Na semana passada, a Polícia Civil deflagrou a "Operação Game Over", que busca exterminar uma quadrilha cujo principal objetivo era manipular resultados de partidas do Futebol brasileiro, especialmente no Rio de Janeiro, São Paulo e Ceará. Até o momento, oito pessoas já foram detidas. A prisão mais recente foi a do ex-jogador Márcio Rocha, de 36 anos. Segundo as autoridades, ele seria o elo de uma rede de apostadores via Internet, radicados na China, na Indonésia e na Malásia.
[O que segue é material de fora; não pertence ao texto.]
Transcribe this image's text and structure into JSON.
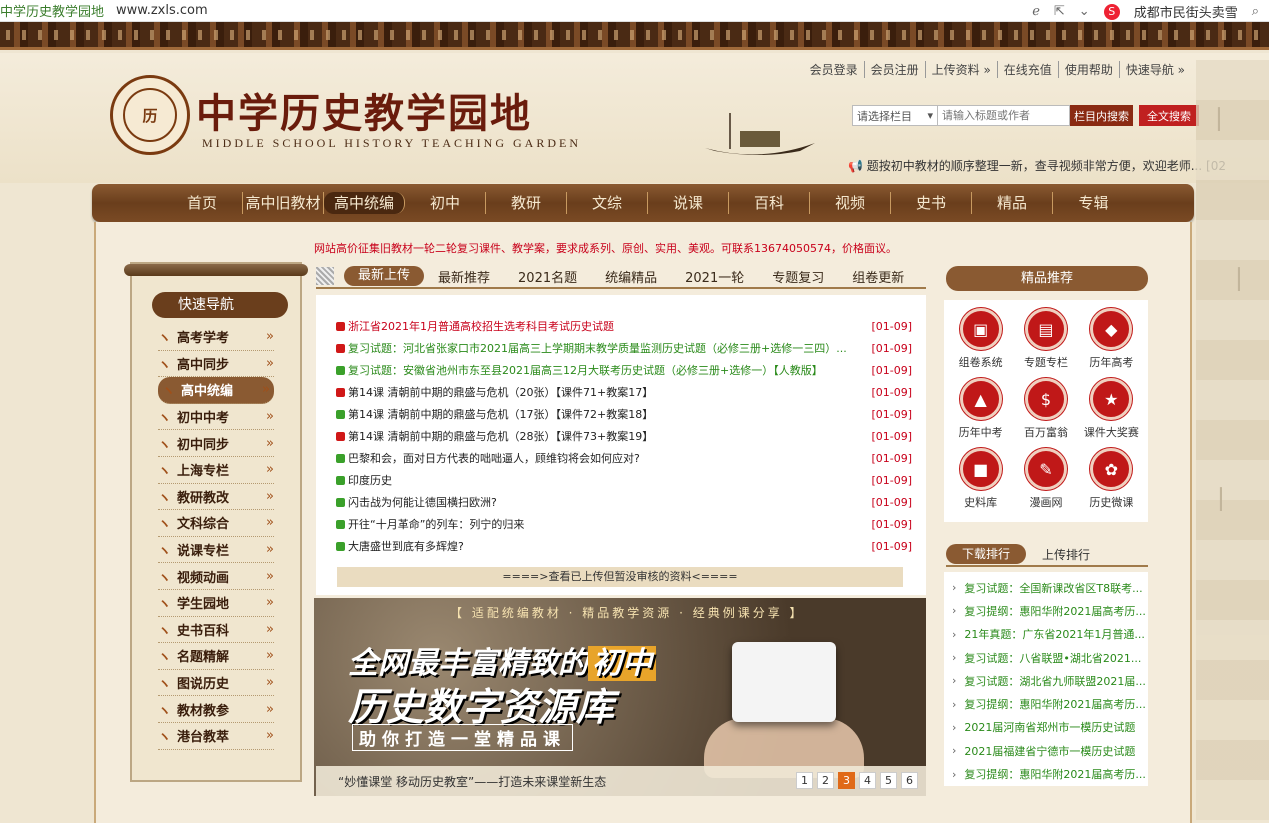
{
  "browser": {
    "site_name": "中学历史教学园地",
    "url": "www.zxls.com",
    "search_suggestion": "成都市民街头卖雪"
  },
  "header": {
    "top_links": [
      "会员登录",
      "会员注册",
      "上传资料 »",
      "在线充值",
      "使用帮助",
      "快速导航 »"
    ],
    "title": "中学历史教学园地",
    "subtitle": "MIDDLE SCHOOL HISTORY TEACHING GARDEN",
    "seal_text": "历",
    "search_select": "请选择栏目",
    "search_placeholder": "请输入标题或作者",
    "search_in_button": "栏目内搜索",
    "search_all_button": "全文搜索",
    "notice": "题按初中教材的顺序整理一新，查寻视频非常方便，欢迎老师... [02"
  },
  "nav": [
    "首页",
    "高中旧教材",
    "高中统编",
    "初中",
    "教研",
    "文综",
    "说课",
    "百科",
    "视频",
    "史书",
    "精品",
    "专辑"
  ],
  "ad_text": "网站高价征集旧教材一轮二轮复习课件、教学案，要求成系列、原创、实用、美观。可联系13674050574，价格面议。",
  "sidebar": {
    "title": "快速导航",
    "items": [
      "高考学考",
      "高中同步",
      "高中统编",
      "初中中考",
      "初中同步",
      "上海专栏",
      "教研教改",
      "文科综合",
      "说课专栏",
      "视频动画",
      "学生园地",
      "史书百科",
      "名题精解",
      "图说历史",
      "教材教参",
      "港台教萃"
    ]
  },
  "tabs": [
    "最新上传",
    "最新推荐",
    "2021名题",
    "统编精品",
    "2021一轮",
    "专题复习",
    "组卷更新"
  ],
  "news": [
    {
      "title": "浙江省2021年1月普通高校招生选考科目考试历史试题",
      "date": "[01-09]",
      "color": "#c8001a",
      "bullet": "#d01818"
    },
    {
      "title": "复习试题：河北省张家口市2021届高三上学期期末教学质量监测历史试题（必修三册+选修一三四）...",
      "date": "[01-09]",
      "color": "#2a8a1a",
      "bullet": "#d01818"
    },
    {
      "title": "复习试题：安徽省池州市东至县2021届高三12月大联考历史试题（必修三册+选修一）【人教版】",
      "date": "[01-09]",
      "color": "#2a8a1a",
      "bullet": "#3aa02a"
    },
    {
      "title": "第14课 清朝前中期的鼎盛与危机（20张）【课件71+教案17】",
      "date": "[01-09]",
      "color": "#222",
      "bullet": "#d01818"
    },
    {
      "title": "第14课 清朝前中期的鼎盛与危机（17张）【课件72+教案18】",
      "date": "[01-09]",
      "color": "#222",
      "bullet": "#3aa02a"
    },
    {
      "title": "第14课 清朝前中期的鼎盛与危机（28张）【课件73+教案19】",
      "date": "[01-09]",
      "color": "#222",
      "bullet": "#d01818"
    },
    {
      "title": "巴黎和会，面对日方代表的咄咄逼人，顾维钧将会如何应对?",
      "date": "[01-09]",
      "color": "#222",
      "bullet": "#3aa02a"
    },
    {
      "title": "印度历史",
      "date": "[01-09]",
      "color": "#222",
      "bullet": "#3aa02a"
    },
    {
      "title": "闪击战为何能让德国横扫欧洲?",
      "date": "[01-09]",
      "color": "#222",
      "bullet": "#3aa02a"
    },
    {
      "title": "开往“十月革命”的列车：列宁的归来",
      "date": "[01-09]",
      "color": "#222",
      "bullet": "#3aa02a"
    },
    {
      "title": "大唐盛世到底有多辉煌?",
      "date": "[01-09]",
      "color": "#222",
      "bullet": "#3aa02a"
    }
  ],
  "more_text": "====>查看已上传但暂没审核的资料<====",
  "banner": {
    "slogan": "【 适配统编教材 · 精品教学资源 · 经典例课分享 】",
    "line1_pre": "全网最丰富精致的",
    "line1_hl": "初中",
    "line2": "历史数字资源库",
    "line3": "助你打造一堂精品课",
    "caption": "“妙懂课堂 移动历史教室”——打造未来课堂新生态",
    "pages": [
      "1",
      "2",
      "3",
      "4",
      "5",
      "6"
    ],
    "active_page": "3"
  },
  "right": {
    "head": "精品推荐",
    "features": [
      {
        "label": "组卷系统",
        "icon": "▣"
      },
      {
        "label": "专题专栏",
        "icon": "▤"
      },
      {
        "label": "历年高考",
        "icon": "◆"
      },
      {
        "label": "历年中考",
        "icon": "▲"
      },
      {
        "label": "百万富翁",
        "icon": "$"
      },
      {
        "label": "课件大奖赛",
        "icon": "★"
      },
      {
        "label": "史料库",
        "icon": "■"
      },
      {
        "label": "漫画网",
        "icon": "✎"
      },
      {
        "label": "历史微课",
        "icon": "✿"
      }
    ],
    "rank_tabs": [
      "下载排行",
      "上传排行"
    ],
    "ranks": [
      "复习试题：全国新课改省区T8联考...",
      "复习提纲：惠阳华附2021届高考历...",
      "21年真题：广东省2021年1月普通...",
      "复习试题：八省联盟•湖北省2021...",
      "复习试题：湖北省九师联盟2021届...",
      "复习提纲：惠阳华附2021届高考历...",
      "2021届河南省郑州市一模历史试题",
      "2021届福建省宁德市一模历史试题",
      "复习提纲：惠阳华附2021届高考历..."
    ]
  }
}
Após nove meses de investigação, o departamento de Polícia Civil chegou a um esquema de pagamento de propina a dirigentes, técnicos e jogadores. O foco eram as partidas das Séries A-2 e A-3 do Campeonato Paulista, tanto os profissionais quanto o Sub-20, além dos Estaduais do Rio e do Ceará.

De acordo com o site Globoesporte, documentos, que correm em segredo de Justiça, mostram que, entre os jogos sob investigação, estão duas derrotas do Quissamã pelo Carioca de 2013. A primeiro seria contra o Botafogo (4 a 0) e a outra, diante do Vasco (3 a 1).
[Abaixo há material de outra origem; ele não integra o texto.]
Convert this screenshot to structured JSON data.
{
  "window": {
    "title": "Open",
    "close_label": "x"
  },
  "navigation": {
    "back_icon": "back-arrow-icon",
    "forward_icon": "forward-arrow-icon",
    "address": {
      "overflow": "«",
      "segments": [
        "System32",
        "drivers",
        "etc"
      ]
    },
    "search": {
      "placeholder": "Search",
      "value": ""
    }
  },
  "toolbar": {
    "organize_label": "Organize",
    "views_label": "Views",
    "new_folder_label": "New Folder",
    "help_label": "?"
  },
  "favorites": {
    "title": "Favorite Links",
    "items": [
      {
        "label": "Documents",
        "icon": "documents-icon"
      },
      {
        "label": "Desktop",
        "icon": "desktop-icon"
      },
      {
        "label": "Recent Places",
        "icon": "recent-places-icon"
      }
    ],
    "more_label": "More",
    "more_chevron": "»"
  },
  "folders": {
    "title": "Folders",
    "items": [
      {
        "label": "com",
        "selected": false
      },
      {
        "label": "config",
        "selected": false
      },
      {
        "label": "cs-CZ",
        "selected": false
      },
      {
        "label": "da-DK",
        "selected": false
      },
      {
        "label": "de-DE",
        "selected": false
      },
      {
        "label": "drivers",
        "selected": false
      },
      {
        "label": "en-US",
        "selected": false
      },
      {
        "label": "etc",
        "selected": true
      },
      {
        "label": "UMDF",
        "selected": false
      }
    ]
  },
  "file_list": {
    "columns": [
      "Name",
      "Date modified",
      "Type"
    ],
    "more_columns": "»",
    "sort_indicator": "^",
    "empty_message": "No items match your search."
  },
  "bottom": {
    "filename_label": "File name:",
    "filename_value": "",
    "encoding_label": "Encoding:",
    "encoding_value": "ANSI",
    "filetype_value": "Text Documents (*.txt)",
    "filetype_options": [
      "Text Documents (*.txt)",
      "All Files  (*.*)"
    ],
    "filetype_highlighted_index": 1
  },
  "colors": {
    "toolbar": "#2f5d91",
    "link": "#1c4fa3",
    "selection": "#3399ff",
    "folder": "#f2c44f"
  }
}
Nelas, houve um registro anormal do número de apostas pouco antes do intervalo, referente ao número de gols. Também no futebol fluminense, só que pela Copa Rio de 2015, os 3 a 0 do Audax sobre o Duque de Caxias apresentaram um movimento excessivo no placar exato.

Nos dois casos anteriores, os investigadores têm a quase convicção de que pessoas ligadas ao Quissamã e ao Duque de Caxias foram aliciadas pelos manipuladores de resultados.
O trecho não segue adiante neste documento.